PrintBreakfast Stuffed Baked Avocados Recipe
Baking breakfast in avocados is one of my favorite breakfasts. They are so creamy and delicious! Move over smashed avocado toast, as this just knocked you off your thrown!
Ingredients
- 1 large avocado
- 2 small eggs
- 2 sliced of bacon, cooked then crumbled or 4 pieces cooked and left whole
- 1/2 teaspoon sea salt
- 1/2 teaspoon black pepper
- 2 tablespoon cheddar cheese
- 2 pieces of crusty, toasted buttered bread
Instructions
- Preheat oven to 425F. Crack the eggs in a medium bowl, being mindful not to break the yolks.
- Cut the avocado in half and carefully remove the seed. Take a spoon and gently hollow out where the the seed was in so it’s big enough to hold the yolk and some of the white. Try not to make the sides or bottom too thin.
- Place two ramekins on a baking tray. You want to use ramekins to place the avocado down without too much side-to-side tilt. You want the avocado to be flat. You can cut just a tiny sliver off of the bottom to keep it from tiling.

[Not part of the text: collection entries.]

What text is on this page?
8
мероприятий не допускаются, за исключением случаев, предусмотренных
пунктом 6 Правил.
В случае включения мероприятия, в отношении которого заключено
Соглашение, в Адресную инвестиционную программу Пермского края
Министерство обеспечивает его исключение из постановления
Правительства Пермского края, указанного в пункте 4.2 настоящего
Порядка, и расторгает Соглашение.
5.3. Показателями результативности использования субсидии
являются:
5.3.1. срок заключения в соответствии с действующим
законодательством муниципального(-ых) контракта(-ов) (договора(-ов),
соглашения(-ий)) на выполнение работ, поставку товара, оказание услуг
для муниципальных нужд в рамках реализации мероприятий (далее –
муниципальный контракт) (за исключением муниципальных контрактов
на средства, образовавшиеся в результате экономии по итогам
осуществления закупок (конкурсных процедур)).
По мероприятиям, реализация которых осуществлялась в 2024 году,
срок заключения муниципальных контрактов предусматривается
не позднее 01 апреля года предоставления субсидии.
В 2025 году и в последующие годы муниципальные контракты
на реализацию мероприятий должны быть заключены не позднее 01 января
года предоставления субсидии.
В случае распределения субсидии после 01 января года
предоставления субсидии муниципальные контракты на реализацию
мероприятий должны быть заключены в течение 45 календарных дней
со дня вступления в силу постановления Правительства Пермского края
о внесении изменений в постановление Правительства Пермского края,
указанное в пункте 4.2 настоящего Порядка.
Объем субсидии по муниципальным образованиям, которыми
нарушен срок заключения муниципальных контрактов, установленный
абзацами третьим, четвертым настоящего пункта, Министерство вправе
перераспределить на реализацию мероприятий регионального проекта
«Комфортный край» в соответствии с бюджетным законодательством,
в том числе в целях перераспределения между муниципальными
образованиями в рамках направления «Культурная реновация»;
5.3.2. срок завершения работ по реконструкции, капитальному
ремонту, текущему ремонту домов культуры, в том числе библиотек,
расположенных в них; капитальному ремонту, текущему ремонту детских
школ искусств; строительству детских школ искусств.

- Using a slotted spoon, gently scoop out one of the yolks and place it into the hole of the avocado. Do this for each half of the avocado. Next, take a small spoon and carefully spoon some of the egg whites into the avocado hole until it’s full. You will likely have leftover egg whites; save these for another use. Add 1/4 teaspoon of salt and fresh cracked black pepper to each egg. Top with one tablespoon of cheddar cheese.

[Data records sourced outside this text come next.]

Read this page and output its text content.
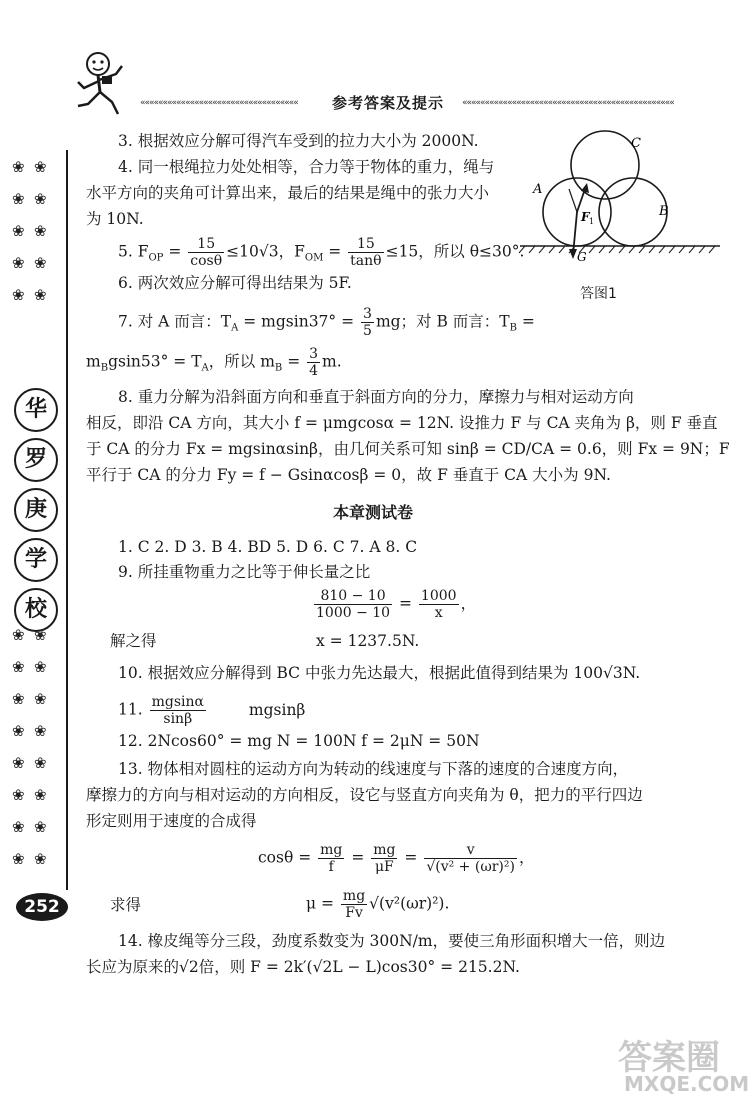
«««««««««««««««««««««««««««««««««««	参考答案及提示 «««««««««««««««««««««««««««««««««««««««««««««««
❀ ❀
❀ ❀
❀ ❀
❀ ❀
❀ ❀
华
罗
庚
学
校
❀ ❀
❀ ❀
❀ ❀
❀ ❀
❀ ❀
❀ ❀
❀ ❀
❀ ❀
252
C
A
B
F 1
G
答图1
3. 根据效应分解可得汽车受到的拉力大小为 2000N.
4. 同一根绳拉力处处相等，合力等于物体的重力，绳与
水平方向的夹角可计算出来，最后的结果是绳中的张力大小
为 10N.
5. $F_{OP} = \frac{15}{\cos\theta} \le 10√3$，$F_{OM} = \frac{15}{\tan\theta} \le 15$，所以 θ≤30°.
6. 两次效应分解可得出结果为 5F.
7. 对 A 而言：$T_A = mgsin37^\circ = \frac{3}{5}$ mg；对 B 而言：$T_B$ =
$m_Bgsin53^\circ = T_A$，所以 $m_B = \frac{3}{4} m$.
8. 重力分解为沿斜面方向和垂直于斜面方向的分力，摩擦力与相对运动方向
相反，即沿 CA 方向，其大小 f = μmgcosα = 12N. 设推力 F 与 CA 夹角为 β，则 F 垂直
于 CA 的分力 Fx = mgsinαsinβ，由几何关系可知 sinβ = CD/CA = 0.6，则 Fx = 9N；F
平行于 CA 的分力 Fy = f − Gsinαcosβ = 0，故 F 垂直于 CA 大小为 9N.
本章测试卷
1. C 2. D 3. B 4. BD 5. D 6. C 7. A 8. C
9. 所挂重物重力之比等于伸长量之比
$\frac{810 - 10}{1000 - 10} = \frac{1000}{x}$ ，
解之得	x = 1237.5N.
10. 根据效应分解得到 BC 中张力先达最大，根据此值得到结果为 100√3N.
11. $\frac{mgsin\alpha}{\sin\beta}$	mgsinβ
12. 2Ncos60° = mg N = 100N f = 2μN = 50N
13. 物体相对圆柱的运动方向为转动的线速度与下落的速度的合速度方向，
摩擦力的方向与相对运动的方向相反，设它与竖直方向夹角为 θ，把力的平行四边
形定则用于速度的合成得
$\cos\theta = \frac{mg}{f} = \frac{mg}{\mu F} = \frac{v}{\text{√(v² + (ωr)²)}}$ ，
求得	$\mu = \frac{mg}{Fv} √(v^2(\omega r)^2)$.
14. 橡皮绳等分三段，劲度系数变为 300N/m，要使三角形面积增大一倍，则边
长应为原来的√2倍，则 F = 2k′(√2L − L)cos30° = 215.2N.
答案圈
MXQE.COM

- Gently place the tray in the oven and bake for about 15 minutes, or just until the yolk is set but still runny. You can bake for up to 18 minutes to fully cook the yolk and egg whites. Remove the ramekins from the oven and sprinkle crumbled bacon on top. Place two strips of bacon forming an ‘X’ pattern on the toast. Using a large spoon, scoop out the breakfast avocado and lay it on the toast.
- Push down, break the yolk, and spread the avocado and egg onto the toast.
Notes
To mix it up, you could down a piece of prosciutto or baked ham down first before you put in the egg. Bake as normal.
You could put in fresh spinach down, the egg yolk and some Asiago Cheese.
You could saute up some peppers and onions (just about 1 tablespoon of them), place in the avocado first then the egg and bake. When it’s done, top with salsa!